I have no idea how I will like them all or if anyone else will either when I’m done. I still haven’t done anything else to the two green/darkblue ones and have two other sets to work on next.
I was just set to put them all away and get out a big canvas but then worked on these instead.
A quote for the day……just after clicking around through some blogs, I came across this quote. How appropriate for me (without the top artist part)..as I’m asking myself this over and over the past couple of years…and I think it’s getting worse every year.
“It seems that I am considered a top artist and that doesn’t surprise me. But that doesn’t help me to make a new work. I go to work every time thinking, “What on earth am I going to do?” How will I make something that works?” – Robert Rauschenberg
The small panels I’ve been working on over and over sporadically just keep changing. I hesitate to post a picture as by the time anyone sees the image (and of course, just LOVES it)…….it may very well be painted over.
BUT………..here are two of them.
Waaaaa….. none of this painting stuff is going well AT ALL………..”Lay all your troubles down…..lay them down on me…. One more hand-me-down” ….that’s what my ipod is singing out. Don’t you love MatchBox Twenty?
Wish I could do that…just lay my troubles down….troubles with these %#1* panels that are not working for me. Maybe that’s what I should do ….say “these are not working, will never work”….then when it doesn’t matter, just put something down and put them away and get out a BIG canvas instead of killing myself on these little 12 x 12” panels. No, I’m determined…….sooner or later they have to shape up into something although it may be far removed from the vague idea I had in mind.

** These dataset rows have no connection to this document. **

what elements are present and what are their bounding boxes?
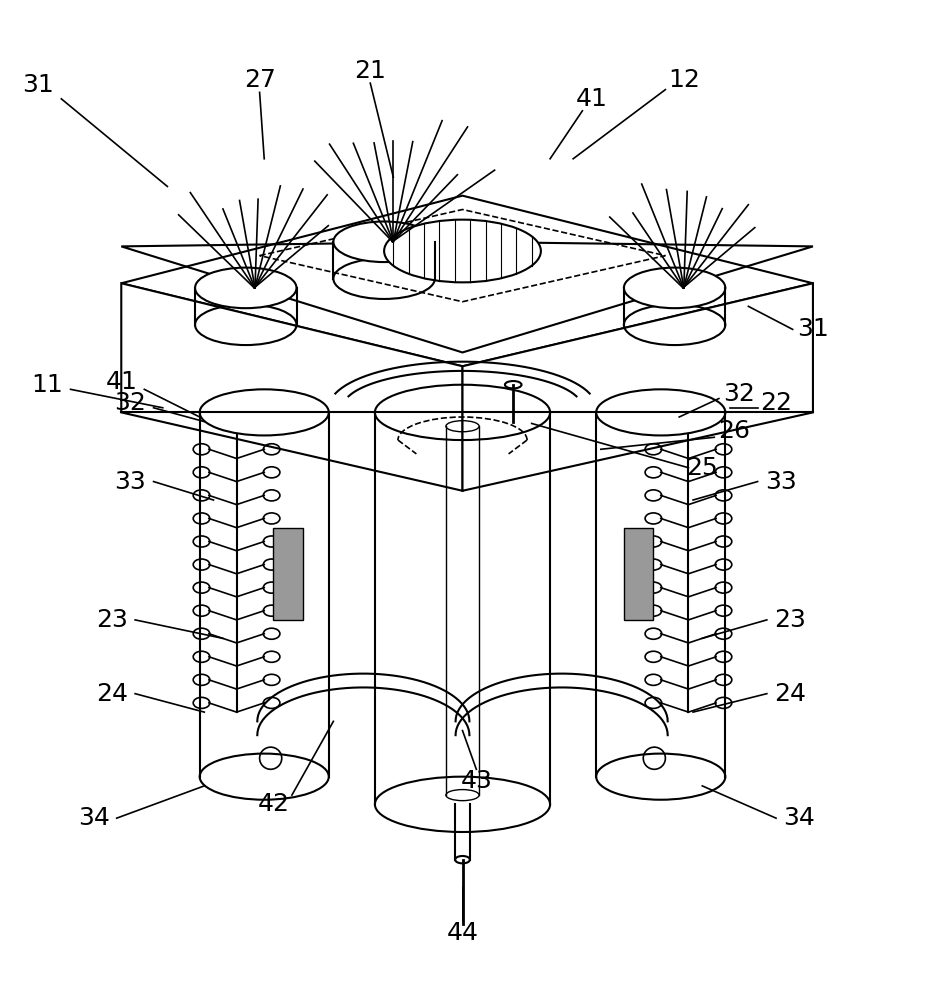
Text: 33: 33 xyxy=(115,470,146,494)
Text: 24: 24 xyxy=(96,682,128,706)
Text: 24: 24 xyxy=(774,682,806,706)
Text: 33: 33 xyxy=(765,470,796,494)
Text: 41: 41 xyxy=(575,87,608,111)
Text: 44: 44 xyxy=(447,921,478,945)
Ellipse shape xyxy=(333,221,435,262)
Text: 34: 34 xyxy=(783,806,815,830)
Text: 25: 25 xyxy=(686,456,718,480)
Text: 32: 32 xyxy=(723,382,755,406)
Text: 31: 31 xyxy=(797,317,829,341)
Ellipse shape xyxy=(384,220,541,282)
Bar xyxy=(274,528,303,620)
Text: 43: 43 xyxy=(461,769,492,793)
Text: 31: 31 xyxy=(22,73,55,97)
Polygon shape xyxy=(462,283,813,491)
Text: 23: 23 xyxy=(96,608,128,632)
Text: 27: 27 xyxy=(243,68,276,92)
Text: 26: 26 xyxy=(719,419,750,443)
Text: 12: 12 xyxy=(668,68,700,92)
Text: 22: 22 xyxy=(760,391,792,415)
Ellipse shape xyxy=(623,268,725,308)
Text: 41: 41 xyxy=(105,370,137,394)
Text: 21: 21 xyxy=(354,59,387,83)
Ellipse shape xyxy=(195,268,297,308)
Text: 11: 11 xyxy=(31,373,64,397)
Polygon shape xyxy=(121,283,462,491)
Text: 34: 34 xyxy=(78,806,109,830)
Text: 42: 42 xyxy=(257,792,290,816)
Bar xyxy=(623,528,653,620)
Text: 32: 32 xyxy=(115,391,146,415)
Text: 23: 23 xyxy=(774,608,806,632)
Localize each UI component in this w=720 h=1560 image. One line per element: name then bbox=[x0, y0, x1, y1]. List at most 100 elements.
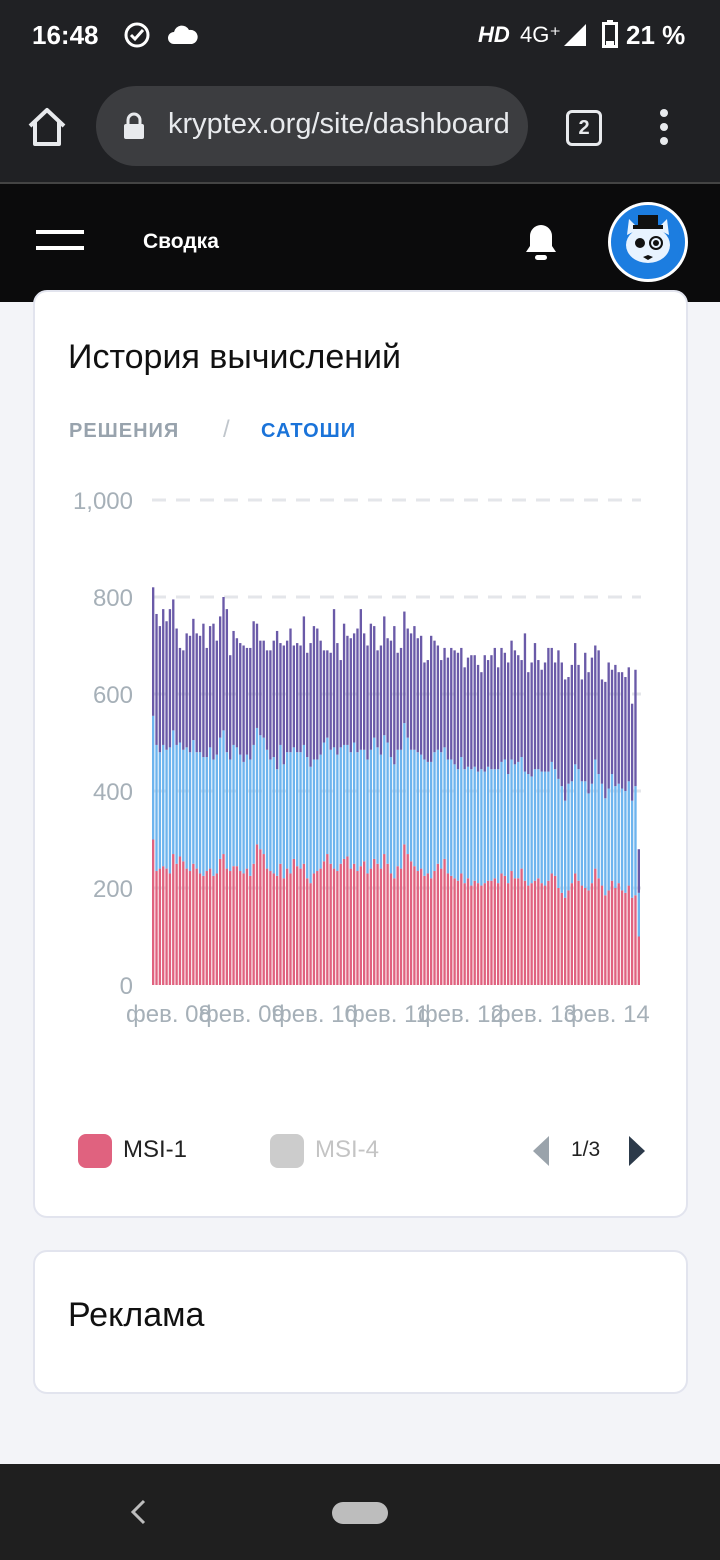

My new mantra needs to be “nothing in mind, nothing in mind………just do it”. Have fun, play…….yeah, sure! Well it IS fun, when it’s going well. Of course, then I beat myself up that maybe it went too easy and isn’t worth anything if it was that easy. I must remind myself right now that there are too many times when it isn’t working that way, easy that is.
I gotta face it, I’m basically not a “just have fun” person. Everything I start doing ends up being serious. Why is that?
Hummm…………now maybe I should get out some collage stuff. Maybe adding a little element here and there will strike a chord in me somewhere.